The only truly effective way to do this is to increase the capacity of every teacher to identify student needs and appropriately
differentiate curriculum in response to these needs. This is as true for gifted students as it is for those students with learning
difficulties. Independent student inquiries allow teachers to provide appropriate differentiation by providing opportunities for student
choice in inquiry question, depth of response or genre of presentation, and allow students to develop skills of independence and
initiative. Guided class inquiries, on the other hand, allow students to work collaboratively to share findings and create joint
constructions of understandings. Both types of inquiry are essential in the middle years.

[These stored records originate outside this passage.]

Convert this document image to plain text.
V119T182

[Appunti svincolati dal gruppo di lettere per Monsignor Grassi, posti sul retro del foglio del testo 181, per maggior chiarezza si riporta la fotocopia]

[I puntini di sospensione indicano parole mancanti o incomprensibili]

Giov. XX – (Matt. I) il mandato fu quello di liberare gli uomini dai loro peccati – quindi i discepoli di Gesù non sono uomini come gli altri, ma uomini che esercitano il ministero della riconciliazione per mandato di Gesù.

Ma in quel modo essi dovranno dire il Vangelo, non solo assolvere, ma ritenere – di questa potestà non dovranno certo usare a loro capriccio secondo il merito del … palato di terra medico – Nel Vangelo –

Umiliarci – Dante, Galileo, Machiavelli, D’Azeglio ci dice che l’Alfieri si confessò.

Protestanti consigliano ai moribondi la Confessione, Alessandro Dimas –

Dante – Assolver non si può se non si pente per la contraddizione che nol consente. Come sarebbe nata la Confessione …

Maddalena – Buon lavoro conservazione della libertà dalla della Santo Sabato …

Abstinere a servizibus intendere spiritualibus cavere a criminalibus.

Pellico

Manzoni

William Glasser identified five basic needs which provide govern our choices: belonging and love; power; Freedom; enjoyment, appreciation, fun; and safety and survival. The primary need which drives adolescents is freedom which provides choice. Inquiry based research can satisfy an adolescent’s need for choice over his or her learning. Dr Ronald Dahl, University of Pittsburgh, points out that “Adolescents are actively looking for experiences to create intense feelings.” Other researchers, such as Lawrence Steinberg, agree. “The parts of the brain responsible for things like sensation seeking are getting turned on in big ways around puberty” but cautions that, at the same time, “the parts [of the brain] for exercising judgment are still maturing throughout the course of adolescence” (“What Makes Teens Tick?”, 2004: 51). A structured student inquiry, whether guided or independent, allows both student choice and the opportunities for teachers to provide an appropriate structure to develop student “capacity and confidence to function as autonomous learners in a new knowledge age” (Hill et al, 2002: 101). It is vital that adolescents are taught strategies to make effective choices without overemphasizing the importance of emotional influences. In addressing the apparent contradictions in planning inquiries that satisfy both what adolescents believe will motivate them and what teachers believe will satisfy their learning needs, we need to clarify if we, as teachers, want to “teach for the society we live in, or … teach for the one we want to see” (Bigelow, Harvey, Karp & Miller, 2001). The fact that a learning experience pushes students beyond their comfort zone can be a positive aspect of middle years pedagogy.